Quando não houver disponibilidade de infraestrutura no porto de origem ou de destino, com um terminal apto para movimentar cargas transportadas nessas linhas experimentais, as empresas poderão explorar terminais por meio de um procedimento simplificado - também por até quatro anos. Esse processo promete ser menos burocrático do que um contrato de arrendamento de terminal portuário.
As companhias de navegação vão ganhar um estímulo para ampliar a oferta - não apenas em operações especiais - com embarcações estrangeiras. Elas vão ganhar isenção de tributos federais, como Imposto de Importação e PIS/Cofins, ao incorporar navios fabricados no exterior. Esses tributos encarecem os equipamentos em 40% a 50%, segundo estimativas do governo, e vão se transformar em créditos.
Os créditos deverão ser usados necessariamente na indústria naval brasileira. Pode ser no reparo ou na manutenção das embarcações importadas, e não só na construção de navios. Mas os ganhos com a isenção precisarão ser "devolvidos" nos estaleiros nacionais.
Outro obstáculo que o governo pretende destravar com a MP são as garantias para acesso ao bilionário Fundo da Marinha Mercante (FMM). Com taxas diferenciadas de financiamento para construção de navios, o fundo tem sido subaproveitado.

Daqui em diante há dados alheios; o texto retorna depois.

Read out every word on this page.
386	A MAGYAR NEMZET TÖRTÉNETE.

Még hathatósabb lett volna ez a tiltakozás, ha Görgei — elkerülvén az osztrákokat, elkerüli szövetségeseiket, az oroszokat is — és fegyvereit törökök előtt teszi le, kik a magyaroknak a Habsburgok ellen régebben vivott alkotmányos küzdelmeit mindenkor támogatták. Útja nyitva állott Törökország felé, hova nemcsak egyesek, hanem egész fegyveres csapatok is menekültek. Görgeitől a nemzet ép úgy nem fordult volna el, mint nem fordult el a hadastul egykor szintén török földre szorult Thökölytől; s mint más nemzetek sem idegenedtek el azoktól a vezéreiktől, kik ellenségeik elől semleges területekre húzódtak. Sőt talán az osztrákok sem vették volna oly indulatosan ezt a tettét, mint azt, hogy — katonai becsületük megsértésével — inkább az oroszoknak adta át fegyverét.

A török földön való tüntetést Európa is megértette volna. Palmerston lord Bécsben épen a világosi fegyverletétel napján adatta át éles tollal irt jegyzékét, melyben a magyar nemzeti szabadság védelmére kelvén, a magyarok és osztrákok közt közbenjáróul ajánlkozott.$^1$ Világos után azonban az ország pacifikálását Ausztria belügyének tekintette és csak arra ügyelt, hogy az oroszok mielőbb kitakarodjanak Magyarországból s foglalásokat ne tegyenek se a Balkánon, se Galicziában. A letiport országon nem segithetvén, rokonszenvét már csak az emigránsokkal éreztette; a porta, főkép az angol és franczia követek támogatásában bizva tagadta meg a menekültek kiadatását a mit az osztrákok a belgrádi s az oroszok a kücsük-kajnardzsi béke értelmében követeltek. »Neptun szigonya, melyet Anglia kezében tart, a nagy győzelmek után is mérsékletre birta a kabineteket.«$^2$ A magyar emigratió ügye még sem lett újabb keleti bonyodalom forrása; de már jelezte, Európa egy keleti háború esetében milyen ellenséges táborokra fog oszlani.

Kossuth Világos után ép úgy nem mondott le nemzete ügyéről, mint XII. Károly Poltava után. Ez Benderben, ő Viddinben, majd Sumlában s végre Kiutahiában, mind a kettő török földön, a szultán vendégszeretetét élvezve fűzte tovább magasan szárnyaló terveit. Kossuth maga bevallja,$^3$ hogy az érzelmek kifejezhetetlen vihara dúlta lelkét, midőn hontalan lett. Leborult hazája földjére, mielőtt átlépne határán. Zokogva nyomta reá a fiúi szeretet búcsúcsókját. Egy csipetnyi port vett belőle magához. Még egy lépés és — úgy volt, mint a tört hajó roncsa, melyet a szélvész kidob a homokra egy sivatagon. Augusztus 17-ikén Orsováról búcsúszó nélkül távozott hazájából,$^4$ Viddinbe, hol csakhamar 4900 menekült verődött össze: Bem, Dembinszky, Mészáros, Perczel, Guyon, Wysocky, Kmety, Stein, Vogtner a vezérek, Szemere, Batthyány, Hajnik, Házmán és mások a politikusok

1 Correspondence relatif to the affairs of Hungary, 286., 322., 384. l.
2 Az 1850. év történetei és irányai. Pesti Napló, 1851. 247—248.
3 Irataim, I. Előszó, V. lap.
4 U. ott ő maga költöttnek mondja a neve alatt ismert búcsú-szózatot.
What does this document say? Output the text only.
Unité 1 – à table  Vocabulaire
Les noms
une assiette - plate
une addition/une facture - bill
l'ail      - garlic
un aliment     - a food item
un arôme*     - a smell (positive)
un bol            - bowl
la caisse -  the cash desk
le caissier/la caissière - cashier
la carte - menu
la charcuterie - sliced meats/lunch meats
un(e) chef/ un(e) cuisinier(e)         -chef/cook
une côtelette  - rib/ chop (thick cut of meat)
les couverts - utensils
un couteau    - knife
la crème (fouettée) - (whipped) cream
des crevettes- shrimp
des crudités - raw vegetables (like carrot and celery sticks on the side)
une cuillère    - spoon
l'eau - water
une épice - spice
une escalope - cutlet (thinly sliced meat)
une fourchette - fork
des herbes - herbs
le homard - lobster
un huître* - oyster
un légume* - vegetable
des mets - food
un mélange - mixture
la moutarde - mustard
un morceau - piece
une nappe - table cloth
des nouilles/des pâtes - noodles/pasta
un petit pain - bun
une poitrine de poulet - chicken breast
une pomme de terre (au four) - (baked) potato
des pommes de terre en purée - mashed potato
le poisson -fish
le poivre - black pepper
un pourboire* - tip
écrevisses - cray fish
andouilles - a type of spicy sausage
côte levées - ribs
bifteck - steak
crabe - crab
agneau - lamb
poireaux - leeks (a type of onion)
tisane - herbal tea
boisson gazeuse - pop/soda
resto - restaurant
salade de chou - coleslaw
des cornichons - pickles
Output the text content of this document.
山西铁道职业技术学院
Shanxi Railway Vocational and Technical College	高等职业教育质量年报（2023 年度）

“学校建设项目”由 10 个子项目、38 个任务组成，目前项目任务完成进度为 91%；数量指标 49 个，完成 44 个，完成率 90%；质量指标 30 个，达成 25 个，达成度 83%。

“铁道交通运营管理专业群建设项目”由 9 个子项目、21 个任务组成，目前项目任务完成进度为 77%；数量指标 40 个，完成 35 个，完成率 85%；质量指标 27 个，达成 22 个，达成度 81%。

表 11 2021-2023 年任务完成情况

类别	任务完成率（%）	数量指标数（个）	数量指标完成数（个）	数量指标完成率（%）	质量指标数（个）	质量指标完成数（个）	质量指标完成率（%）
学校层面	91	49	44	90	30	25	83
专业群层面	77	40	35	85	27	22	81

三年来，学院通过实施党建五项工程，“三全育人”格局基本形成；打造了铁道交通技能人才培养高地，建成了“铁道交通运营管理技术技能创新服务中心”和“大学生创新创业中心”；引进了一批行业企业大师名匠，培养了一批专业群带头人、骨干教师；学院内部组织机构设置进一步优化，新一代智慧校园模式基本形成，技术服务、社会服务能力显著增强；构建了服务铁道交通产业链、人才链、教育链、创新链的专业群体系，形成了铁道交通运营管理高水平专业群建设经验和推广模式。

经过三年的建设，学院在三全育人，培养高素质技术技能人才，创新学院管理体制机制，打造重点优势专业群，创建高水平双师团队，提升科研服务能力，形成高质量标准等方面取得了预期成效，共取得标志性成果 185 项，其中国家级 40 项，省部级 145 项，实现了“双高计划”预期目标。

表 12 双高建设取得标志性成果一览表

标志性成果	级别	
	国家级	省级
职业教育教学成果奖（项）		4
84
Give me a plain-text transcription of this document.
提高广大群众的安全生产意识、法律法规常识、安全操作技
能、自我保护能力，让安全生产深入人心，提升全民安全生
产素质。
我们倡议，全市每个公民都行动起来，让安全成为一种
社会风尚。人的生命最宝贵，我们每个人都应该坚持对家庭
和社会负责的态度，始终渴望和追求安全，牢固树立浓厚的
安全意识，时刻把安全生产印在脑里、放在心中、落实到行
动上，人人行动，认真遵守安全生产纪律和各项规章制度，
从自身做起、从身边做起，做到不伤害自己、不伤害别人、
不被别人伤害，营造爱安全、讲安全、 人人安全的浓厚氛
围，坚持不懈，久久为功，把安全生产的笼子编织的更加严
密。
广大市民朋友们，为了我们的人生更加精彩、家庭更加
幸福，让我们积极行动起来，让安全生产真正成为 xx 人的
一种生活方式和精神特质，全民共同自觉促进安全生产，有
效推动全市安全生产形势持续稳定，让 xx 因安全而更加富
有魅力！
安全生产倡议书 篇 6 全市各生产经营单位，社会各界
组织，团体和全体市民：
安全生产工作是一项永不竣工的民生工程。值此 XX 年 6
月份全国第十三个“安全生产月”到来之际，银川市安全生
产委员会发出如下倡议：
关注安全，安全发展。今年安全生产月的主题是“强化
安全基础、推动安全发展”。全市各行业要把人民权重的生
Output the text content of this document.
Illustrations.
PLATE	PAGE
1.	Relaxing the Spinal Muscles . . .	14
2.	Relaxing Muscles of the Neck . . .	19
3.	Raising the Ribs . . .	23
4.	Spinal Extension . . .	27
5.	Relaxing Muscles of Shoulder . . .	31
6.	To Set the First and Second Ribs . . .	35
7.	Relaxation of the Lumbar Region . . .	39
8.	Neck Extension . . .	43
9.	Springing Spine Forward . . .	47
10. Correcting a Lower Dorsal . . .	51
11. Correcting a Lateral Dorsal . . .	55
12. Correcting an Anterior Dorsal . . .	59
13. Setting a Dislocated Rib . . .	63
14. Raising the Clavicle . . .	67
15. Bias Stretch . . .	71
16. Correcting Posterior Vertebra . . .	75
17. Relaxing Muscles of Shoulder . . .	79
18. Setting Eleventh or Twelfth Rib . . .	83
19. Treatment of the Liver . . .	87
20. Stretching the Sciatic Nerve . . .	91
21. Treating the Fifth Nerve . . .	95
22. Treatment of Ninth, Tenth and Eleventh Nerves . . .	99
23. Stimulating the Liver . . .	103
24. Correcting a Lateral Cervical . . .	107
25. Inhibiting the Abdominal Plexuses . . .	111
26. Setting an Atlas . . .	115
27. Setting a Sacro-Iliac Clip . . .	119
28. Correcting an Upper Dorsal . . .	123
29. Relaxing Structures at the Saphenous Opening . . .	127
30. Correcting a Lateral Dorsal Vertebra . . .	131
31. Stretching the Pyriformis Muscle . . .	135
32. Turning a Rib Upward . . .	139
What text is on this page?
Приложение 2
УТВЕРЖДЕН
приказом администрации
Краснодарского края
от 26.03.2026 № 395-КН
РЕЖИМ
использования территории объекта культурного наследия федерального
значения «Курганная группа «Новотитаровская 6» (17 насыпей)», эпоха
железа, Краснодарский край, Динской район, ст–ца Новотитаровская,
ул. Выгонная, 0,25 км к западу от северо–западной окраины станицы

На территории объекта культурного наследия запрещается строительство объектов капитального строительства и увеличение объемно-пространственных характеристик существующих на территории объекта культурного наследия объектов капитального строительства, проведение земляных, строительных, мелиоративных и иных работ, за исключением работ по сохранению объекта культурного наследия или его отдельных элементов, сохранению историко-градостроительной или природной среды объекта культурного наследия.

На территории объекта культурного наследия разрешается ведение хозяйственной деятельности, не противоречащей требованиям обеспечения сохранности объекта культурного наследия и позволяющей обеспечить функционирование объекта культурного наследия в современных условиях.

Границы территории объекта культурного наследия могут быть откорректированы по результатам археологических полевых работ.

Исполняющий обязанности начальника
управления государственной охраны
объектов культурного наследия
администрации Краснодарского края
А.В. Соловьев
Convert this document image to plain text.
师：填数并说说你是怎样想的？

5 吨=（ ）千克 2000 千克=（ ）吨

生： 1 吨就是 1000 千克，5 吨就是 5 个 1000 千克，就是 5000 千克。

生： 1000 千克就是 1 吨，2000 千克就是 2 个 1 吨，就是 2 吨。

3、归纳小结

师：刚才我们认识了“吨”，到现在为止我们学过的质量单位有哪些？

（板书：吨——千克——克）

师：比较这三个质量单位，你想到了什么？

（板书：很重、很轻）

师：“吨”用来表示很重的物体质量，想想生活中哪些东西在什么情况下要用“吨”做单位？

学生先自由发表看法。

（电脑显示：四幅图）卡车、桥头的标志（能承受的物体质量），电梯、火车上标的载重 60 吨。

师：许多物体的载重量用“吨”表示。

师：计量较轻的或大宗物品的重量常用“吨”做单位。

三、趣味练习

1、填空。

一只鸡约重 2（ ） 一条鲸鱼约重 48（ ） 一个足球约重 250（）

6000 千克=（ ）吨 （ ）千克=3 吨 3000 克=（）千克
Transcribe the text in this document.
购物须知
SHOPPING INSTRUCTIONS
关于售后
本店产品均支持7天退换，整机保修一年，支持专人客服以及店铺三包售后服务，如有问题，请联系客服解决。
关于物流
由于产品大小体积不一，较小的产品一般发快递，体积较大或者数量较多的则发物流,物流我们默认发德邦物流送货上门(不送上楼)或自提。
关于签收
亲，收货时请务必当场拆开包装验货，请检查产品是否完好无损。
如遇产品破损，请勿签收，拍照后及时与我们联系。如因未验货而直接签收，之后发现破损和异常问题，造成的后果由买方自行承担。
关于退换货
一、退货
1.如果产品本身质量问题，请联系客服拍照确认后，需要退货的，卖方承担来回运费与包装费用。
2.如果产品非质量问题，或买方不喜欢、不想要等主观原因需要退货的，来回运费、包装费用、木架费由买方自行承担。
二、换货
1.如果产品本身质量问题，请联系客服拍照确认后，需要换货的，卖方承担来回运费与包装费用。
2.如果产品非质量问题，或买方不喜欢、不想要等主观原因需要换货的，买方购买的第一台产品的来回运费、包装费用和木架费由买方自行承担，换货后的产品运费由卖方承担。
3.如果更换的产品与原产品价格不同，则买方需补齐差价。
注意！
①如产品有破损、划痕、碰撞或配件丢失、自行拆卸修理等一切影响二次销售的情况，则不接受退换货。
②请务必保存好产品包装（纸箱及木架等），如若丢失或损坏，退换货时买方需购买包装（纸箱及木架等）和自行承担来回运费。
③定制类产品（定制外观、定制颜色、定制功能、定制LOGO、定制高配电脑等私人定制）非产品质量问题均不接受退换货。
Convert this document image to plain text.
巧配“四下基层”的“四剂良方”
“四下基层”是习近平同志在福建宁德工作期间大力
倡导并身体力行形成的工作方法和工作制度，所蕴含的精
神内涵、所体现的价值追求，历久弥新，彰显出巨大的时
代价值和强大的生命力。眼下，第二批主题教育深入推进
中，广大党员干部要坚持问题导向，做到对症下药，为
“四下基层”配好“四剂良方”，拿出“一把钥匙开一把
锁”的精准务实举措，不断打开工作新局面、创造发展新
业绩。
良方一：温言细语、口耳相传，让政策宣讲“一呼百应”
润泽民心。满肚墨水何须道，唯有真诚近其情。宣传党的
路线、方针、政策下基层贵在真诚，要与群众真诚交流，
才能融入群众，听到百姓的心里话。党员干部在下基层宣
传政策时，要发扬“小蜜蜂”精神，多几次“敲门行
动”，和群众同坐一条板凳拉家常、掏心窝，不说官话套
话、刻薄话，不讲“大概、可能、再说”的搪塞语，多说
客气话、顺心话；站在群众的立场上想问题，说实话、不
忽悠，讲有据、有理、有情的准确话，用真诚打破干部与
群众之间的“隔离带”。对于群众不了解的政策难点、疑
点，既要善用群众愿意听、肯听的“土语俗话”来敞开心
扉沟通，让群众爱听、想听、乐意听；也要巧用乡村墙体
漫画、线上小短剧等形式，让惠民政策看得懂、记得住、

O risco dos empréstimos fica com as instituições repassadoras do crédito - BNDES, Banco do Brasil, Caixa, Banco do Nordeste e Banco da Amazônia.
No novo programa, o governo vai colocar em prática a "impenhorabilidade da conta vinculada". Isso significa que uma taxa sobre o valor do frete que é recolhida pela empresa de navegação e vai para ela mesma, em uma conta específica para eventuais financiamentos pelo FMM, não poderá mais ser penhorada. Resultado: os bancos terão garantia e vão se sentir mais confortáveis para repassar recursos do fundo.
Um objetivo adicional da MP é igualar o preço do combustível usado em fretes internacionais (hoje isentos de ICMS) e domésticos (que pagam alíquota de 15% a 18%). A União não pode legislar sobre impostos estaduais, mas encontrou uma solução jurídica para permitir que o governo de cada Estado possa zerar a cobrança. Sem isso, qualquer isenção teria que receber o aval de todos no Confaz.